Spring Renewal and The Midlife Awakening
By Jennifer Van Rossum
Like spring, midlife is a season of renewal - a time to shed the old and make space for new growth. Just as nature prunes away what no longer serves, so too must we let go of outdated beliefs, identities, and attachments. This is not a loss but an invitation to flourish. It is an opportunity to unlearn so that we may relearn, to unbecome so that we may become.
Franciscan Friar, Richard Rohr, describes midlife as a threshold - a necessary passage from the first half of life to the second. The first half of life is about building the container of our identity. It is a time of striving, seeking security, and proving ourselves. But eventually, for those willing to listen, an inner shift begins. The second half of life is no longer about building, but about expanding and deepening. It is a time to move beyond ego, beyond external validation, and into a more authentic, soulful existence.
Midlife is not about reinvention, it is about remembering. It is a homecoming, a return to the essence of who we were before the world shaped us. Just as spring reveals the earth’s endless cycle of renewal, midlife reminds us of our own capacity to grow and flourish.

But how do we navigate this transition? It starts with reflection. We all have a beginning. And in the beginning, before the demands of adulthood, before the expectations of relationships and conditioning of the world, there was a time when we were simply ourselves - curious, present, and whole.
Who were you before the world got its hands on you?
This is one of my favorite questions to ask clients who are in the throes of midlife transition. It is an invitation to excavate the Self (with a capital S), the part of us buried under cultural expectations, family narratives, and layers of life experience.
When we begin this work, we begin to frame midlife not as a crisis, as Chip Conley describes, but as a chrysalis - a transformation that calls us to shed outdated beliefs, reorient our values, and step into a renewed sense of purpose.

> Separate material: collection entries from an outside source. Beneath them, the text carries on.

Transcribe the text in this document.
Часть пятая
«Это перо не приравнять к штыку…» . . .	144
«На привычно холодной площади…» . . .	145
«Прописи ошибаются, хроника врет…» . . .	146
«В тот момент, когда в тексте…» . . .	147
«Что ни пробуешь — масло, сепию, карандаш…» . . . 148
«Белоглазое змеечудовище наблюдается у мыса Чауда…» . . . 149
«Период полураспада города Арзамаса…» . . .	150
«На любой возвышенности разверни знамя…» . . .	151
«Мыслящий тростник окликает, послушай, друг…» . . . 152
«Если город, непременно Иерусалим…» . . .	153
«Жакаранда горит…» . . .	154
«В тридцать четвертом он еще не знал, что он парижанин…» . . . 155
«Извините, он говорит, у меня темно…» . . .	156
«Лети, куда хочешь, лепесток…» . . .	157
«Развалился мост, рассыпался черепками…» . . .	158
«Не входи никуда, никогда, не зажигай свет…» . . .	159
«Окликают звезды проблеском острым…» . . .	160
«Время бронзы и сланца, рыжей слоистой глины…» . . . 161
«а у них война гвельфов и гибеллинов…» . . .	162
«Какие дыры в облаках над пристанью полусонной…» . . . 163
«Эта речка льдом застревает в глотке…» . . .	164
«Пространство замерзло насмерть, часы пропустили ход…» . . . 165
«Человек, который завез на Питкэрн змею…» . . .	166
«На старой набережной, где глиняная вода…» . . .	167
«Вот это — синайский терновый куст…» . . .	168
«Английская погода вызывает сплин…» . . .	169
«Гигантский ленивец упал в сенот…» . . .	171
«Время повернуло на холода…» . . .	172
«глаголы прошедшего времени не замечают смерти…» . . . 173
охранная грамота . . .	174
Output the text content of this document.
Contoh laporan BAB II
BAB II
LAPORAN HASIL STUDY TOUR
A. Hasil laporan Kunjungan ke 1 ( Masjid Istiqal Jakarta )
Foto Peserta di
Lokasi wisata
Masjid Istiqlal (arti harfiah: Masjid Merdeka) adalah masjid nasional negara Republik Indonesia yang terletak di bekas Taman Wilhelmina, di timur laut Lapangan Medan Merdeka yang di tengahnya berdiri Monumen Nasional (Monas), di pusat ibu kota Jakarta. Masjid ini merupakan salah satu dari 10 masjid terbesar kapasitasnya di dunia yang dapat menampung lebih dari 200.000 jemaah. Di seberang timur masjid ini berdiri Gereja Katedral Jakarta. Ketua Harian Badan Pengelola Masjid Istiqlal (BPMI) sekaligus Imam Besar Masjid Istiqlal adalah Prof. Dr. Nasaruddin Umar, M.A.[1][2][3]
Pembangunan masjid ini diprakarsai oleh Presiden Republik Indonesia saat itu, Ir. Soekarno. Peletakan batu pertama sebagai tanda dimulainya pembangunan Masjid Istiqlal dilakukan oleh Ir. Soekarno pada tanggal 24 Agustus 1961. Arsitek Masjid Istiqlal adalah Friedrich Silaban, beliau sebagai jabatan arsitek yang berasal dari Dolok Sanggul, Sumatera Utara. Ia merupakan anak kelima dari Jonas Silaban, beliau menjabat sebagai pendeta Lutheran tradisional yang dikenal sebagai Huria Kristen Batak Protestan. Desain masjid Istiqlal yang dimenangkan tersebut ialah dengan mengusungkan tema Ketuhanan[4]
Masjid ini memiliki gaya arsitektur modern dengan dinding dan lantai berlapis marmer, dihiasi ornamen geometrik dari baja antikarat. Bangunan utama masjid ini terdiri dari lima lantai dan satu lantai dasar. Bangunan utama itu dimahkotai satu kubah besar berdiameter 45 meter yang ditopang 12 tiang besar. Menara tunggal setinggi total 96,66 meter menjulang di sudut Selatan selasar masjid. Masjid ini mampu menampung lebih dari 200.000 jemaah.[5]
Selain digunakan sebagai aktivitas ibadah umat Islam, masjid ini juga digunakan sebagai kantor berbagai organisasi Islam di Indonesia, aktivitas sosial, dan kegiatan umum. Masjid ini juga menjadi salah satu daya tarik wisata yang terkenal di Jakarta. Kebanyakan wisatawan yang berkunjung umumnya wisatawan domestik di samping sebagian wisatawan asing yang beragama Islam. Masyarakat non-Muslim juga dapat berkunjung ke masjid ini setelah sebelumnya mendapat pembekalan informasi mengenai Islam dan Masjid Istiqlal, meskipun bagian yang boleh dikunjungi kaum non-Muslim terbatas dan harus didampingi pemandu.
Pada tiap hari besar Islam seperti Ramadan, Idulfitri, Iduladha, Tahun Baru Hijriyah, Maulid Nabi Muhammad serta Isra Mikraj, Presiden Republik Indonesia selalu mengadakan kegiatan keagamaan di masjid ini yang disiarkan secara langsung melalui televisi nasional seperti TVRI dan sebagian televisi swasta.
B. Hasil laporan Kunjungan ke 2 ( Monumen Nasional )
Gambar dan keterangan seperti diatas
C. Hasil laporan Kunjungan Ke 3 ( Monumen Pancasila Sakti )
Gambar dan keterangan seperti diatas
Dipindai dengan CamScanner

Here we find clarity and empowerment to choose what we hold onto and what we release, thus curating the soil for our new growth.
Who were you before the world told you who to be?
Midlife is a time to cultivate this wisdom, to pause and ask: Am I living in alignment with my deepest values? Mindfulness teaches us to embrace impermanence, to be fully present with the unfolding of our lives rather than clinging to what was.
Similarly, the Buddha taught that when we stop resisting change, we find freedom. True freedom comes from welcoming possibility and opening ourselves to the mystery unfolding within us, between us, and all around us.
The transition into the second half of life is often initiated by a deep sense of dissatisfaction with what once fulfilled us. But rather than resisting this shift, we are called to surrender to it - to trust that what is falling away is making space for something deeper, more meaningful.
Like the earth in spring, we, too, have the power to renew, to cultivate richer soil for our next stage of life. What will you shed? What will you nurture? What new growth is waiting to emerge?

May you embrace the unfolding of midlife with mindfulness, surrendering to the expansion that awaits you.